Whitman news since 1896

Whitman Wire

Vol. CLIV, Issue 10
Whitman news since 1896

Whitman Wire

Whitman news since 1896

Whitman Wire

Distribution Requirements: An Investment?

Bryce McKayI hope some of you got as good a surprise as I did this week: After this semester, I will be finished with distribution requirements. Finally I will be able to concentrate on my major, take the classes I want and bring my GPA back up. What more could I ask for? I have been criticized in the past for over-generalizations about student sentiment, but I know there are students who had similar thoughts upon receiving similar news, because I spoken with some of them. We celebrated together.

The most favorable description of student sentiment about distribution requirements that I can think of is “indifferent.” Those students that don’t despise the requirements spend most of their time thinking about the easiest way to complete them.

Here’s an example: Students who are lucky enough to take astronomy with U.J. Sofia get to fulfill quantitative analysis and lab science with one class, and that’s a huge draw. Never mind that Sofia is a great professor, passionate about his subject: I’m in astronomy because of my quantitative analysis requirement. I don’t think I have to go out on a limb to assert that when you take a class purely because you have to, your investment and dedication to that class is probably sub-stellar.

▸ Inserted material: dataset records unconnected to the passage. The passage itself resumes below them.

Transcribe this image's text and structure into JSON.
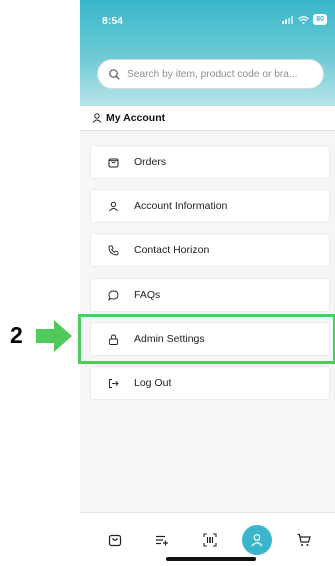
{
  "annotation": {
    "step_number": "2",
    "arrow_color": "#4ecb5a"
  },
  "status_bar": {
    "time": "8:54",
    "battery": "80"
  },
  "search": {
    "placeholder": "Search by item, product code or bra..."
  },
  "account": {
    "title": "My Account"
  },
  "menu": {
    "items": [
      {
        "label": "Orders",
        "icon": "shopping-bag-icon"
      },
      {
        "label": "Account Information",
        "icon": "user-icon"
      },
      {
        "label": "Contact Horizon",
        "icon": "phone-icon"
      },
      {
        "label": "FAQs",
        "icon": "chat-bubble-icon"
      },
      {
        "label": "Admin Settings",
        "icon": "lock-icon"
      },
      {
        "label": "Log Out",
        "icon": "logout-icon"
      }
    ]
  },
  "tabbar": {
    "tabs": [
      {
        "icon": "shopping-bag-icon"
      },
      {
        "icon": "list-add-icon"
      },
      {
        "icon": "barcode-scan-icon"
      },
      {
        "icon": "user-icon",
        "active": true
      },
      {
        "icon": "cart-icon"
      }
    ]
  },
  "colors": {
    "accent": "#39b6c9",
    "highlight": "#4ecb5a"
  }
}
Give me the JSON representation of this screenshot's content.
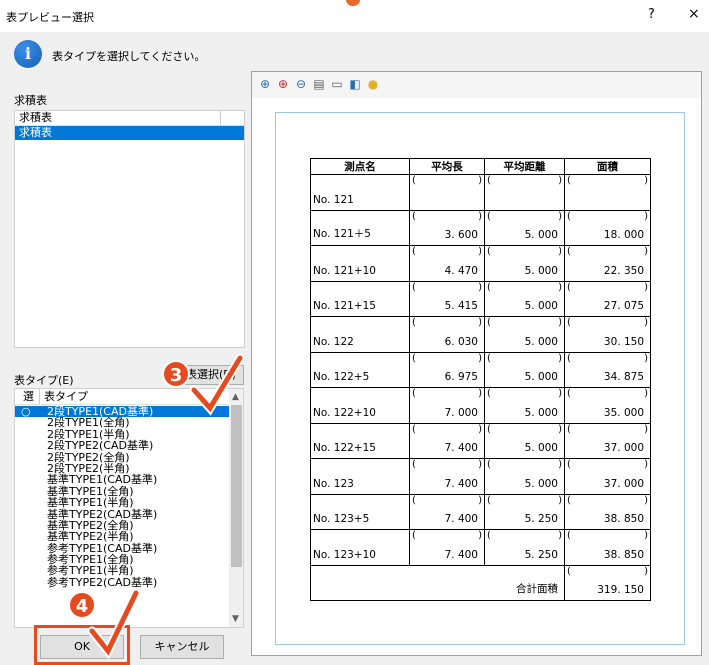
{
  "window": {
    "title": "表プレビュー選択",
    "help": "?",
    "close": "×"
  },
  "info": {
    "icon": "i",
    "message": "表タイプを選択してください。"
  },
  "list1": {
    "label": "求積表",
    "header": "求積表",
    "selected": "求積表"
  },
  "type": {
    "label": "表タイプ(E)",
    "select_button": "表選択(D)",
    "col_sel": "選",
    "col_type": "表タイプ",
    "items": [
      "2段TYPE1(CAD基準)",
      "2段TYPE1(全角)",
      "2段TYPE1(半角)",
      "2段TYPE2(CAD基準)",
      "2段TYPE2(全角)",
      "2段TYPE2(半角)",
      "基準TYPE1(CAD基準)",
      "基準TYPE1(全角)",
      "基準TYPE1(半角)",
      "基準TYPE2(CAD基準)",
      "基準TYPE2(全角)",
      "基準TYPE2(半角)",
      "参考TYPE1(CAD基準)",
      "参考TYPE1(全角)",
      "参考TYPE1(半角)",
      "参考TYPE2(CAD基準)"
    ],
    "selected_index": 0,
    "radio": "○"
  },
  "buttons": {
    "ok": "OK",
    "cancel": "キャンセル"
  },
  "markers": {
    "m3": "3",
    "m4": "4"
  },
  "table": {
    "headers": [
      "測点名",
      "平均長",
      "平均距離",
      "面積"
    ],
    "rows": [
      [
        "No. 121",
        "",
        "",
        ""
      ],
      [
        "No. 121＋5",
        "3. 600",
        "5. 000",
        "18. 000"
      ],
      [
        "No. 121+10",
        "4. 470",
        "5. 000",
        "22. 350"
      ],
      [
        "No. 121+15",
        "5. 415",
        "5. 000",
        "27. 075"
      ],
      [
        "No. 122",
        "6. 030",
        "5. 000",
        "30. 150"
      ],
      [
        "No. 122+5",
        "6. 975",
        "5. 000",
        "34. 875"
      ],
      [
        "No. 122+10",
        "7. 000",
        "5. 000",
        "35. 000"
      ],
      [
        "No. 122+15",
        "7. 400",
        "5. 000",
        "37. 000"
      ],
      [
        "No. 123",
        "7. 400",
        "5. 000",
        "37. 000"
      ],
      [
        "No. 123+5",
        "7. 400",
        "5. 250",
        "38. 850"
      ],
      [
        "No. 123+10",
        "7. 400",
        "5. 250",
        "38. 850"
      ]
    ],
    "total_label": "合計面積",
    "total_value": "319. 150",
    "paren_open": "(",
    "paren_close": ")"
  },
  "toolbar_icons": [
    "zoom-fit-icon",
    "zoom-in-icon",
    "zoom-out-icon",
    "print-icon",
    "page-icon",
    "export-icon",
    "tip-icon"
  ],
  "colors": {
    "selection": "#0078d7",
    "marker": "#e64b20"
  }
}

All of that is a shame, according to my logical progression: Whitman is a liberal arts school, and liberal arts schools aim to present general knowledge, as opposed to specific, technical preparation for a career. I have always thought that this was because Whitman isn’t about learning things. It’s about learning how to think about things: how to challenge our perspectives and to deal with concepts that are controversial, or that run contrary to our beliefs. When we specialize according to building (I live in Maxey with the social science folk), we are circumventing the goal of imparting general knowledge and learning to think about only those things we deem “fit” or “interesting.” Doesn’t that defeat the purpose of a liberal arts education?

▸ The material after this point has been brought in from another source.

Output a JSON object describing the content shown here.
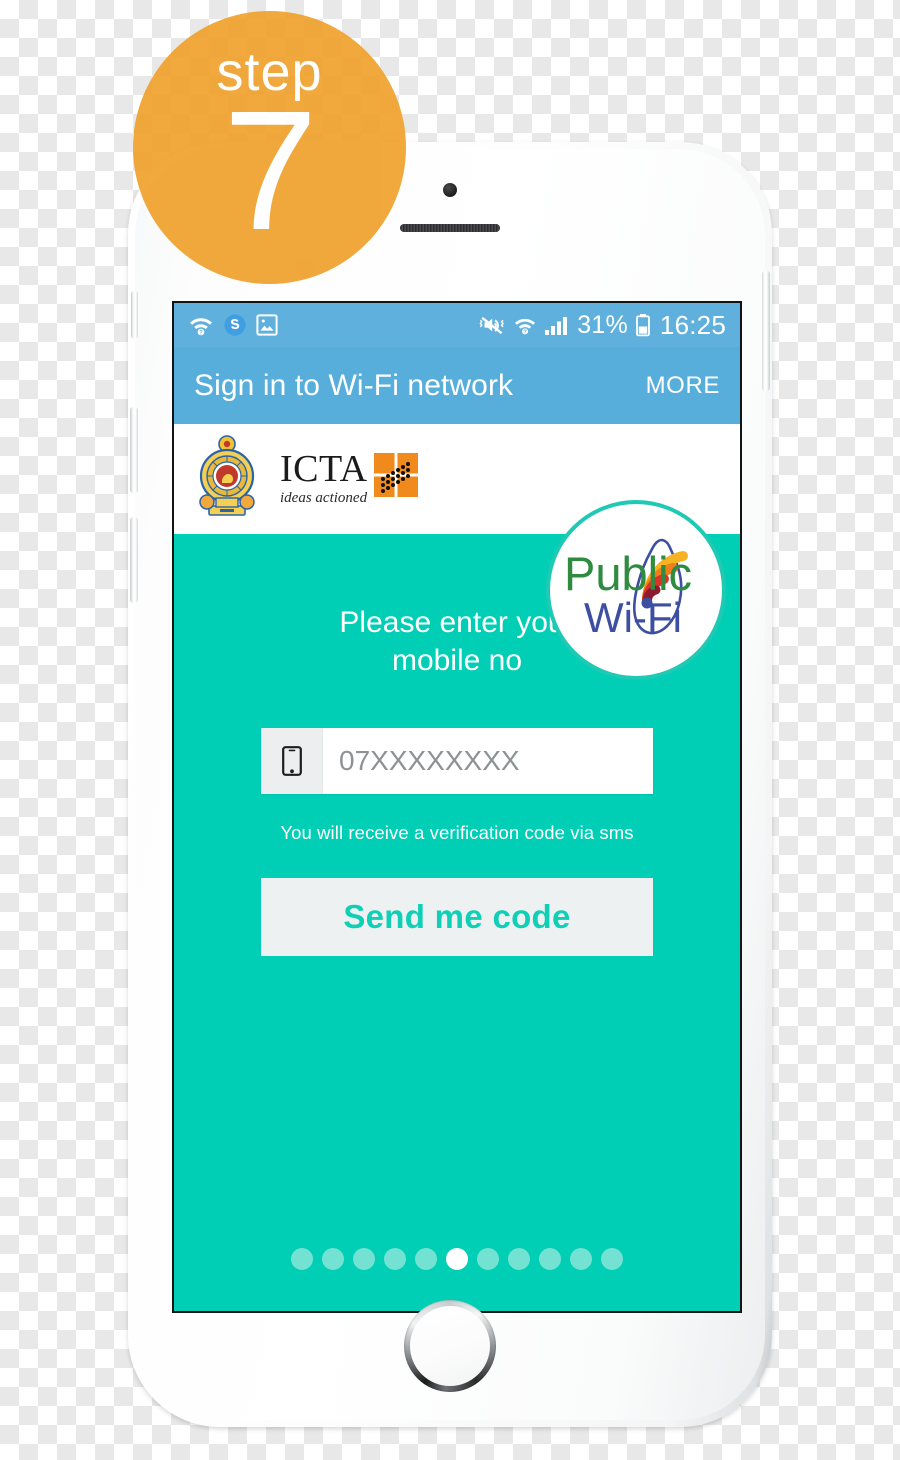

But with all of that in mind: the high-minded ideal of the liberal arts education, et al.: what does one do? Can you choose to be interested in something? Can you foster an investment in astronomy when you’re majoring in politics and history? There may be parallels. There may be ways in which my political philosophy could be impacted by the earth’s collision with a meteorite that is multiple kilometers in diameter. I could write a paper on how Machiavelli would have an autocratic prince deal with the concept of such a catastrophe. Would the prince inform his people of their impending doom via massive hunk of rock? Would the people want to know? Or would the crippling sense of inadequacy that comes from addressing such questions best be addressed outside the realm of political philosophy?
I can’t offer answers to any of those questions. What I can do is re-introduce the high-minded ideal of a liberal arts education: The goal is to learn how to think about things (at least for me). So perhaps I should start thinking about the fear of irrelevance that comes from multi-kilometer meteorites (not to mention the difference between meteoroids, meteors and meteorites). Perhaps that is the only way the distribution requirements can actually work.

All this demonstrates one inherent problem within the requirements as they exist: The system allows me to circumvent it. This is especially relevant with respect to the alternative voices requirement. One has to assume that the alternative voices distribution requirement exists to force students to consider perspectives different from their own in an academic setting. (Tangent: Why doesn’t the course catalogue list a statement of purpose for any of the distribution requirements?) Let’s think about that with the context of the rest of the argument: Essentially, I can choose whatever “alternative voice” is most comfortable for me to experience. Isn’t that self-defeating?

As with so many other things, the concept of distribution requirements leads me to only one conclusion: We, as students, will get out exactly as much as we put into them. If we sincerely believe that a liberal arts education better prepares us for the real world, then shouldn’t we respect the implications of that? Shouldn’t we take classes outside of our major that will challenge us and teach us to think?